The United Nations University Institute on Computing and Society (UNU-CS; ) is an institute of the United Nations University (UNU), located in São Lázaro, Macau, China.

Overview
Established in 2015, UNU-CS intends to assist the United Nations to achieve its agenda by working as a bridge between the UN and the international academic and public policy communities, training the next generation of interdisciplinary scientists in computing, social sciences, and design for international development.

UNU-CS succeeds the United Nations University International Institute for Software Technology (UNU-IIST), which was created by the United Nations University in Macau in 1991 following the agreement between the UN, the governments of Macau, Portugal, and China. After the Transfer of sovereignty over Macau, UNU-IIST lost some level of visibility. In 2015, the UNU-CS director Professor Michael L. Best was in charge of building the new succeeding institute "from scratch".

Goal
The goal of UNU-CS is "to nurture the next generation of computer and social scientists with the ability to participate in, shape and benefit from the rapid development of the global information society."

A research start-up, UNU-CS aims to do the following:
 Lead in investigating and inventing human-centred information and communication technologies addressing some of the priorities central to the United Nations such as: sustainability, development, governance, peace and security, human rights and human dignity.
 Impact policymakers, within the UN system and beyond, through actionable knowledge and thought-leadership.
 Nurture the next generation of inter-disciplinary computing, information and social scientists; and engineers in developing countries.
 Embrace the enormous dynamism of the city of Macau and Pearl River Delta region while still working globally.

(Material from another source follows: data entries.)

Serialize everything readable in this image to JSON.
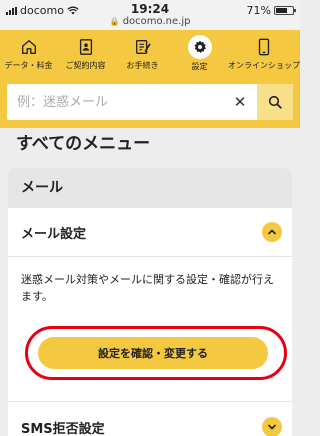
{
  "status_bar": {
    "carrier": "docomo",
    "time": "19:24",
    "url": "docomo.ne.jp",
    "battery": "71%",
    "battery_level": 0.71
  },
  "nav": {
    "items": [
      {
        "label": "データ・料金",
        "icon": "house-icon"
      },
      {
        "label": "ご契約内容",
        "icon": "contract-icon"
      },
      {
        "label": "お手続き",
        "icon": "pen-doc-icon"
      },
      {
        "label": "設定",
        "icon": "gear-icon",
        "active": true
      },
      {
        "label": "オンラインショップ",
        "icon": "smartphone-icon"
      }
    ]
  },
  "search": {
    "placeholder": "例：迷惑メール",
    "clear_icon": "close-icon",
    "submit_icon": "search-icon"
  },
  "page": {
    "title": "すべてのメニュー"
  },
  "section": {
    "title": "メール",
    "mail_settings": {
      "label": "メール設定",
      "description": "迷惑メール対策やメールに関する設定・確認が行えます。",
      "button": "設定を確認・変更する",
      "expanded": true
    },
    "sms": {
      "label": "SMS拒否設定",
      "expanded": false
    }
  },
  "colors": {
    "brand_yellow": "#f5c842",
    "highlight_red": "#e60012"
  }
}
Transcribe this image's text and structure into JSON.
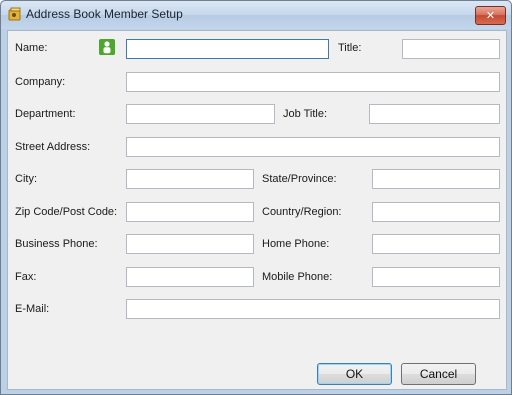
{
  "window": {
    "title": "Address Book Member Setup",
    "close_glyph": "✕"
  },
  "labels": {
    "name": "Name:",
    "title": "Title:",
    "company": "Company:",
    "department": "Department:",
    "job_title": "Job Title:",
    "street_address": "Street Address:",
    "city": "City:",
    "state_province": "State/Province:",
    "zip_post_code": "Zip Code/Post Code:",
    "country_region": "Country/Region:",
    "business_phone": "Business Phone:",
    "home_phone": "Home Phone:",
    "fax": "Fax:",
    "mobile_phone": "Mobile Phone:",
    "email": "E-Mail:"
  },
  "values": {
    "name": "",
    "title": "",
    "company": "",
    "department": "",
    "job_title": "",
    "street_address": "",
    "city": "",
    "state_province": "",
    "zip_post_code": "",
    "country_region": "",
    "business_phone": "",
    "home_phone": "",
    "fax": "",
    "mobile_phone": "",
    "email": ""
  },
  "buttons": {
    "ok": "OK",
    "cancel": "Cancel"
  },
  "icons": {
    "app": "address-book-icon",
    "name_picker": "person-icon"
  },
  "colors": {
    "person_icon": "#4fa62f",
    "close_button": "#c44a33"
  }
}
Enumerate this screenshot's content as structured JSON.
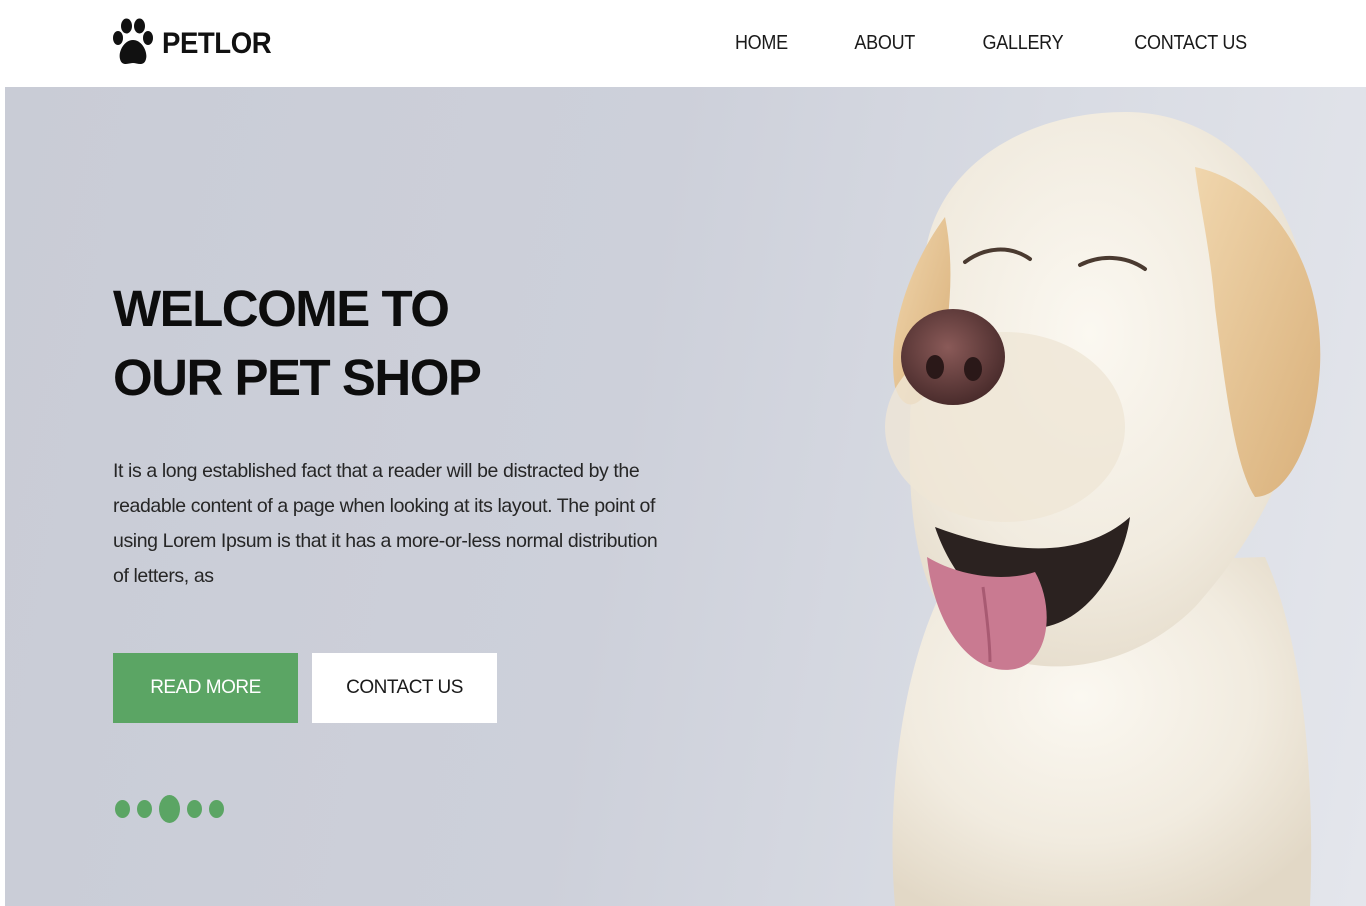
{
  "brand": {
    "name": "PETLOR",
    "logo_icon": "paw-icon"
  },
  "nav": {
    "items": [
      {
        "label": "HOME"
      },
      {
        "label": "ABOUT"
      },
      {
        "label": "GALLERY"
      },
      {
        "label": "CONTACT US"
      }
    ]
  },
  "hero": {
    "title_line1": "WELCOME TO",
    "title_line2": "OUR PET SHOP",
    "description": "It is a long established fact that a reader will be distracted by the readable content of a page when looking at its layout. The point of using Lorem Ipsum is that it has a more-or-less normal distribution of letters, as",
    "primary_button": "READ MORE",
    "secondary_button": "CONTACT US",
    "carousel": {
      "slide_count": 5,
      "active_slide": 3
    }
  },
  "colors": {
    "accent": "#5ba564",
    "hero_background": "#cdd0da",
    "text_dark": "#0d0d0d"
  }
}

According to its founding director, Professor Michael Best, his goal is "to raise the profile of the Institute as a centre of excellence in the UN system effectively responding to the needs of the developing world in this crucially important area".

Director
As of 2015, Professor Best directs the Technologies and International Development Lab as an associate professor at the Sam Nunn School of International Affairs and the School of Interactive Computing at Georgia Institute of Technology. He is also a co-founder and editor-in-chief emeritus of the journal Information Technologies and International Development and a faculty associate of the Berkman Center for Internet and Society at Harvard University.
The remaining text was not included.